The Consultant may terminate the Agreement immediately if the Client fails to pay any amounts owing within 5 days of the due date or otherwise materially breaches any term of the Agreement.

11. Force Majeure

11.1 Neither party shall be liable for any delay or failure to perform obligations under this Agreement if the delay or failure is caused by an event beyond that party’s reasonable control, including but not limited to natural disasters, war, acts of terrorism, riots, or governmental actions.

11.2 In such cases, the affected party shall promptly notify the other party in writing.

12. Governing Law and Jurisdiction

12.1 This Agreement shall be governed by and construed in accordance with the laws of the Republic of South Africa.

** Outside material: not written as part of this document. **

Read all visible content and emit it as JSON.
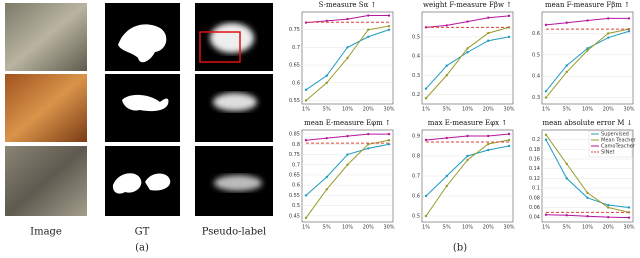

12.2 The parties agree to the exclusive jurisdiction of the North Gauteng High Court (or its successor in title) in the event of any dispute arising from or related to this Agreement.

13. General Provisions

13.1 Entire Agreement

This Agreement, together with the Quote or Proposal, constitutes the entire understanding between the parties regarding the subject matter and supersedes any prior discussions or agreements.

13.2 Amendments

Any amendments to this Agreement must be in writing and signed or acknowledged by both parties.

13.3 No Waiver

Failure by either party to enforce any provision of this Agreement does not constitute a waiver of that provision or any other rights.

13.4 Severability

If any provision of this Agreement is found invalid or unenforceable by a court of competent jurisdiction, the remaining provisions shall remain in full force and effect.

14. Acceptance

By accepting any Quote, Invoice or Proposal, the Client agrees to be bound by the provisions contained herein.